Ahí se hallaba el robusto Hárpalo junto a los suyos. Su mente había caído secuestrada por Eros… No podía evitar repasar, una y otra vez, los recuerdos de aquél encuentro alado con Melisa: el peso de su cuerpo, el aroma floral de su pecho, el temblor de sus muslos humedecidos vibrando sobre sus caderas… Por momentos miraba hacia la mar furiosa, intentando sin éxito divisar la costa de Mileto, y en ocasiones miraba a los hombres de Trasíbulo. Ninguno de ellos se dirigía la palabra, pero, cada vez que volteaba, notaba cómo Xilas, aquél hombre que había desfigurado, tenía su horrenda mirada fijada en él. A veces gesticulaba, dejando al descubierto los dientes que ya no tenía.

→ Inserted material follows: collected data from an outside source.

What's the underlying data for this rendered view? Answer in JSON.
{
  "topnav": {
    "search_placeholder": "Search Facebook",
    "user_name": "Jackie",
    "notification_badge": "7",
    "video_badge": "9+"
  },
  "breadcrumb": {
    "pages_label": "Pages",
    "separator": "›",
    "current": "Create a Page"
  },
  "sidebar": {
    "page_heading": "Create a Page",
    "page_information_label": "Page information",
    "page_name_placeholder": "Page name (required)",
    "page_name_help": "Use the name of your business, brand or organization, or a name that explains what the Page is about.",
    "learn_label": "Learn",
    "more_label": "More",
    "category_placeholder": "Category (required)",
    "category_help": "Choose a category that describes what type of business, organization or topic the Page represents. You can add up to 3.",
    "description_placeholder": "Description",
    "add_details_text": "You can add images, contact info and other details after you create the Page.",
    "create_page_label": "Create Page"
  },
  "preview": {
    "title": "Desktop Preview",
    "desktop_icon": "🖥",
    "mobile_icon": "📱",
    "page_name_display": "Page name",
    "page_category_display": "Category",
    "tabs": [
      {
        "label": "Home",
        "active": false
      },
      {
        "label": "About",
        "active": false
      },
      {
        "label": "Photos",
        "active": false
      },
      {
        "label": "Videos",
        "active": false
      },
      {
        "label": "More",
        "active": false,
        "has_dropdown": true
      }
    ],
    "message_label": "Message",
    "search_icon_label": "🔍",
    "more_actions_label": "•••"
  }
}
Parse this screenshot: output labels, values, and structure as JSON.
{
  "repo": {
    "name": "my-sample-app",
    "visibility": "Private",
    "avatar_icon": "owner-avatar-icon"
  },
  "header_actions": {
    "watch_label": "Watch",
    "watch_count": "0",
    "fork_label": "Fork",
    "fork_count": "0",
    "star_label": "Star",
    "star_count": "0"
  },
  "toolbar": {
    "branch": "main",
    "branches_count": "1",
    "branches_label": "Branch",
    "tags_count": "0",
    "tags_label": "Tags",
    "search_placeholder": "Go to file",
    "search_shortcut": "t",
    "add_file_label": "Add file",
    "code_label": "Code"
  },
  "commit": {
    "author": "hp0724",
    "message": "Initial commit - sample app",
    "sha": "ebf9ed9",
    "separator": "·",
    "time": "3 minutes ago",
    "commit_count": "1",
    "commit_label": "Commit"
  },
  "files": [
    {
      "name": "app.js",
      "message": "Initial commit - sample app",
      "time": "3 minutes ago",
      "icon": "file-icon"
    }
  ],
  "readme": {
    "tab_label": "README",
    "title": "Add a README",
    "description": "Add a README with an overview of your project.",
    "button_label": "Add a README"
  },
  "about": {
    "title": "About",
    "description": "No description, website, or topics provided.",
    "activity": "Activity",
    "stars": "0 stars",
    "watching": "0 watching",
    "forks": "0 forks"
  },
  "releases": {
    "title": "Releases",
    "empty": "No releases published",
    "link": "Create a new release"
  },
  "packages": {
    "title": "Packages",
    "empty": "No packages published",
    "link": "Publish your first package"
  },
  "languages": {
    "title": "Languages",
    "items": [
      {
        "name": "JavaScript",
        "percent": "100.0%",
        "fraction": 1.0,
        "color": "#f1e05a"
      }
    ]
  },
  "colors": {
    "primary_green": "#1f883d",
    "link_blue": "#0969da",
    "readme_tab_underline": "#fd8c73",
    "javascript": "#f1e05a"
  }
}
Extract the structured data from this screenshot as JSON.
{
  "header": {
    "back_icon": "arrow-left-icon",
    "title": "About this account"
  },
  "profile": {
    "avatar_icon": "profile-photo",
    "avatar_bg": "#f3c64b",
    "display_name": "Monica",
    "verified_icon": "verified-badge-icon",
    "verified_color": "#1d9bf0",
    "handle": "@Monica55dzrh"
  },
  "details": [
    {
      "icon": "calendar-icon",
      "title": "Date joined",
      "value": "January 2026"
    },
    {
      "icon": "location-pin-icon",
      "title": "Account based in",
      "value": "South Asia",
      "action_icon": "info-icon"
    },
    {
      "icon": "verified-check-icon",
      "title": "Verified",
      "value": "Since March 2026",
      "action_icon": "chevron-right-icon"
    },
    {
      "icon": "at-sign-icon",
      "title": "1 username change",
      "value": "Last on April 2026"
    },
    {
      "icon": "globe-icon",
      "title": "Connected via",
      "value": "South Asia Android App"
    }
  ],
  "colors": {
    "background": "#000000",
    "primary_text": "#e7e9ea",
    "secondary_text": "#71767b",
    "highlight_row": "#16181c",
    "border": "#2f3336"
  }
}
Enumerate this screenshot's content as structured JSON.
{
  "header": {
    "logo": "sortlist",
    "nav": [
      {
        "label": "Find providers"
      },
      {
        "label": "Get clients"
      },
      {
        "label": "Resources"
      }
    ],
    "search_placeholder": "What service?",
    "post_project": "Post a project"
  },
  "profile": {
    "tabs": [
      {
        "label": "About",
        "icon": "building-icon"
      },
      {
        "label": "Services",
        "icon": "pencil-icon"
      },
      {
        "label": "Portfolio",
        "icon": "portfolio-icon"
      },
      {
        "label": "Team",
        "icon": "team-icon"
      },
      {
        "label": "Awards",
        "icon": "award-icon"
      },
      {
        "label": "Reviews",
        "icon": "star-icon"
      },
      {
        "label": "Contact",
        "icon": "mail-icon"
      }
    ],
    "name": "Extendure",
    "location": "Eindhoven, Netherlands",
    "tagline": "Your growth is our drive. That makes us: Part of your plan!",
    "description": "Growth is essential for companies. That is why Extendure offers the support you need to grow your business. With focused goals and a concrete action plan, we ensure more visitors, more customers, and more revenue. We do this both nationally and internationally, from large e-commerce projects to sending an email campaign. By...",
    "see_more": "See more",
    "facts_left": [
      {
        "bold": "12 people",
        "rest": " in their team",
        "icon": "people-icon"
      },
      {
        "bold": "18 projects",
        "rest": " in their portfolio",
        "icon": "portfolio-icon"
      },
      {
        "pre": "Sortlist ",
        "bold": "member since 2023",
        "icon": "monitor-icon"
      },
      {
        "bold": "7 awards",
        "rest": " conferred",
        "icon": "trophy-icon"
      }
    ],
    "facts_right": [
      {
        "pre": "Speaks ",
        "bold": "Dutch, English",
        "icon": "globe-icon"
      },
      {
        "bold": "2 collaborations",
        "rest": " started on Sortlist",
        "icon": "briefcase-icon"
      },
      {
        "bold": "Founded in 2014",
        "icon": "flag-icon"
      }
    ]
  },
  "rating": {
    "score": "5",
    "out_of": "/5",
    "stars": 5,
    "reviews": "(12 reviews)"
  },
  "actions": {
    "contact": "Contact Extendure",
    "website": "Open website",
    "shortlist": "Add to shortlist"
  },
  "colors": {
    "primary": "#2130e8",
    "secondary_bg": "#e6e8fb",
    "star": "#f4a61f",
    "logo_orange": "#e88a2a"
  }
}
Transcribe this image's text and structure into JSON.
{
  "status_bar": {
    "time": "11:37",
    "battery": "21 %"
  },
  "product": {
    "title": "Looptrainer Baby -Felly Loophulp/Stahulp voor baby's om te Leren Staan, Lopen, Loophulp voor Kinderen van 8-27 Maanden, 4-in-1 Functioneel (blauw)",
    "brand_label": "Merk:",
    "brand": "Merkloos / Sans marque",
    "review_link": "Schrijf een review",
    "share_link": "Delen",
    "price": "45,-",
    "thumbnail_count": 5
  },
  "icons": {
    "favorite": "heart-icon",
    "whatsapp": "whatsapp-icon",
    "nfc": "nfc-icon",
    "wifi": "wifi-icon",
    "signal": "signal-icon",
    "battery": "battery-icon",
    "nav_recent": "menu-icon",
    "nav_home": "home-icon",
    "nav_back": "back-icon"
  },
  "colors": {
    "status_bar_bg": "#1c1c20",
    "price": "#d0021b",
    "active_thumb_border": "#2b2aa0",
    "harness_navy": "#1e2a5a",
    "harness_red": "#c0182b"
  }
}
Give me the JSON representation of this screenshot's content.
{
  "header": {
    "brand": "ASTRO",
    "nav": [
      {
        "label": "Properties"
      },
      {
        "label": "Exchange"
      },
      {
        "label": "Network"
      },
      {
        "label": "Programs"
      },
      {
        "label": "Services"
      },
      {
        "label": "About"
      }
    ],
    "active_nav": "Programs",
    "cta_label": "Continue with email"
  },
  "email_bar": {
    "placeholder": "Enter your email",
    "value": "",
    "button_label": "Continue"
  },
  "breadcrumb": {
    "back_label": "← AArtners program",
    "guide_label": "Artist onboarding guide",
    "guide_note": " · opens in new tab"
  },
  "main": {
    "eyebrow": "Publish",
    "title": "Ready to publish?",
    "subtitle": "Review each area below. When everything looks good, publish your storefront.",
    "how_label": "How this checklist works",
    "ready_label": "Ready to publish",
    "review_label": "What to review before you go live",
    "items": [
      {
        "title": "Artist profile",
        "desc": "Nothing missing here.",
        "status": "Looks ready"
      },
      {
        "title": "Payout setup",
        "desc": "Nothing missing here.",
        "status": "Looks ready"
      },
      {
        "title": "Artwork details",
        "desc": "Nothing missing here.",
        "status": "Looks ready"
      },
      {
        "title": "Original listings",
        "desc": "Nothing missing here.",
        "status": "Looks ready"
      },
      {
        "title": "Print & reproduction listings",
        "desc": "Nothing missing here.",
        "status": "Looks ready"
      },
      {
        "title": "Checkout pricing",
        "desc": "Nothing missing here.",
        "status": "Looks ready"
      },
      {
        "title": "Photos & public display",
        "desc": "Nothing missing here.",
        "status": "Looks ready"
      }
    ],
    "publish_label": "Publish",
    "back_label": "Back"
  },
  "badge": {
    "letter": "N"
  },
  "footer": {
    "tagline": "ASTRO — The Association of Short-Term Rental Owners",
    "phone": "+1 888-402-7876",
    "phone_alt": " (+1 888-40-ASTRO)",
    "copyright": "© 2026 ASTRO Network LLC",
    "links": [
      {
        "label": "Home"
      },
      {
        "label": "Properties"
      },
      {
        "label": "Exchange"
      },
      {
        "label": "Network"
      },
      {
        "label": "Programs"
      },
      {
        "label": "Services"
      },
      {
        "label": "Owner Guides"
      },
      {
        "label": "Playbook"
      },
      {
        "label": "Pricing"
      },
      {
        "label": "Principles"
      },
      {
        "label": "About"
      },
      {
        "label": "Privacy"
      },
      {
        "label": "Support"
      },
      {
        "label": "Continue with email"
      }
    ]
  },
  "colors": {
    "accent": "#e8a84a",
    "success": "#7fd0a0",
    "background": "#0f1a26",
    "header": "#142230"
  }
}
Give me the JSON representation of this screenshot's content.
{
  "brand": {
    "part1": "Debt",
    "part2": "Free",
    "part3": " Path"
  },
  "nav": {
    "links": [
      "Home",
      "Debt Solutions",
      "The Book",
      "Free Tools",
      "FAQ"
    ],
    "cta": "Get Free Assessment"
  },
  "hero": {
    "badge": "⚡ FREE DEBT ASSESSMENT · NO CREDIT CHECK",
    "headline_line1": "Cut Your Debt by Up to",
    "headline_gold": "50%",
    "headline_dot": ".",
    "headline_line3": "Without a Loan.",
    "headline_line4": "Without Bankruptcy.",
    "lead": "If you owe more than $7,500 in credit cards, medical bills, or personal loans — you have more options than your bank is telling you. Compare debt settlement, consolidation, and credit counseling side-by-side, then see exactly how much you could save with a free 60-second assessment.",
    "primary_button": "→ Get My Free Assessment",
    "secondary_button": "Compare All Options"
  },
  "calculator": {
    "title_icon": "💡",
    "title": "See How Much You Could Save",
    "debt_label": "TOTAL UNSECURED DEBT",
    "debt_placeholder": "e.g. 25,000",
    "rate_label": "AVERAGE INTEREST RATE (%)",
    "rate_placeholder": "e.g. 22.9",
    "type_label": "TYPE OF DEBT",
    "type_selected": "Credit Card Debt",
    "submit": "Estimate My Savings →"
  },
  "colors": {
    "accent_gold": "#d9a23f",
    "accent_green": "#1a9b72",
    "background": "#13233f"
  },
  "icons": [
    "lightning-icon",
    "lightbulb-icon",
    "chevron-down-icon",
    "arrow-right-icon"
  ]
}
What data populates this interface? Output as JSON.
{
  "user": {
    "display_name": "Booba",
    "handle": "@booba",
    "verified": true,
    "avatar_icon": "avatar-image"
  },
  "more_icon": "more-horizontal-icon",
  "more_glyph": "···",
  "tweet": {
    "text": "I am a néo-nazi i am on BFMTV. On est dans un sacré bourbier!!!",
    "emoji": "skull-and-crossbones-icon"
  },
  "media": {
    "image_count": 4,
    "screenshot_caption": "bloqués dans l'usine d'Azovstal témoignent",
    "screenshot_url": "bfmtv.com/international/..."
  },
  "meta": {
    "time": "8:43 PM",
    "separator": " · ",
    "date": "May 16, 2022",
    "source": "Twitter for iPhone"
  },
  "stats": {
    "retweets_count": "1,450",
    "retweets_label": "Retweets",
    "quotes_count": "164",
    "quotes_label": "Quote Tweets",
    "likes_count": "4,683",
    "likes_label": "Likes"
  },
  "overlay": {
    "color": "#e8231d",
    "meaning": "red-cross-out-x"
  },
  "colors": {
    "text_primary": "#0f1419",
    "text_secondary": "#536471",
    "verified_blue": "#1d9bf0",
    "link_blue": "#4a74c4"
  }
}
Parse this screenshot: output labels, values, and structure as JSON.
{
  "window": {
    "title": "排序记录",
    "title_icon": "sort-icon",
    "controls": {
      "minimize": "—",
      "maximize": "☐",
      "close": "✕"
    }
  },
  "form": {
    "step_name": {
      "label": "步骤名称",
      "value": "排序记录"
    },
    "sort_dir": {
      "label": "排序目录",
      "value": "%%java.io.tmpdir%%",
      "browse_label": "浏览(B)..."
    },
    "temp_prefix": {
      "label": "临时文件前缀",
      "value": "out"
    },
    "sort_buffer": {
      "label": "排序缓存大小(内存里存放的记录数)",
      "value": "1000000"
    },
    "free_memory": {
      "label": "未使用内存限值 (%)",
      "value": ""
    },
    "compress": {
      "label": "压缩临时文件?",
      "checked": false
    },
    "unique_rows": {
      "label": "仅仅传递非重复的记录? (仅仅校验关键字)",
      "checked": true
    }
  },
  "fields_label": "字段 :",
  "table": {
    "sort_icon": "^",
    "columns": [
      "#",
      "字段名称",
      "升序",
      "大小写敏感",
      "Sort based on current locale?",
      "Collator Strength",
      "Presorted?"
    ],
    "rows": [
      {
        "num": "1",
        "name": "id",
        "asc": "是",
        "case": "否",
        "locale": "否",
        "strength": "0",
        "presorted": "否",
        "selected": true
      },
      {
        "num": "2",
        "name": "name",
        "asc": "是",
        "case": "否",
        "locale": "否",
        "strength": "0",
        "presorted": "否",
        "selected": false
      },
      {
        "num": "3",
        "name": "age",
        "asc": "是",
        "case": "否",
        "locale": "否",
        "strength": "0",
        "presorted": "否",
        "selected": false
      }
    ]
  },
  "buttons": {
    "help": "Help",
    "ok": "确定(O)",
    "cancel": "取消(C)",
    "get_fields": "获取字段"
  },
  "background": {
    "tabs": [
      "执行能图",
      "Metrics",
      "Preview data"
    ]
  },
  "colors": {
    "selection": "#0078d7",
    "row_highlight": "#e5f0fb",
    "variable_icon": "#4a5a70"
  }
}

Hárpalo recordaba con desdén su cobardía. Por experiencia, ya había comprobado que era un hombre sin honor, que no albergaba rastros de virtud, que la obediencia ciega sólo convierte a mortales en bestias… Pero, si bien con el músculo podía vencerlo cuantas veces se lo proponga, un aura de oscura naturaleza parecía rodear a Xilas, tanto como a los cuatro esbirros restantes. Decidió hurgar algún tiempo en esa ruin mirada, intrigado por auscultar qué ánimos consumían a ese mísero mortal… ¿Acaso era rencor? ¿Insolencia? ¿Una infame desidia?… Le miró algún tiempo más. Aquellos pálidos ojos dorados y exánimes se asemejaban a pozos, y cuanto más se internaba en ellos parecían no tener fondo, como si fuesen una cáscara vacía de contenido. Cuestionóse entonces si podría ser un hombre sin espíritu o tal vez domeñado por algún maleficio. Rememoró las únicas palabras que aquél le había farfullado: «eres uno de nosotros», que le habían caído tan insultantes y al tiempo las siniestras visiones volvían a manifestarse. Su mente evocó los recuerdos de aquel sátiro espantoso, el confuso ritual en la gruta de Lesbos, la muchacha devorada por las criaturas del mar, los bellísimos ojos posesos y cristalizados de Melisa… Oyó entonces sus suspiros cercanos, sus rodillas se tornaron temblorosas, y el corintio se postró en la arena. Con el pecho agitado intentaba volver sobre sus mientes. Tal situación lo fastidiaba, pues muy grande era el orgullo que rebalsaba su corazón.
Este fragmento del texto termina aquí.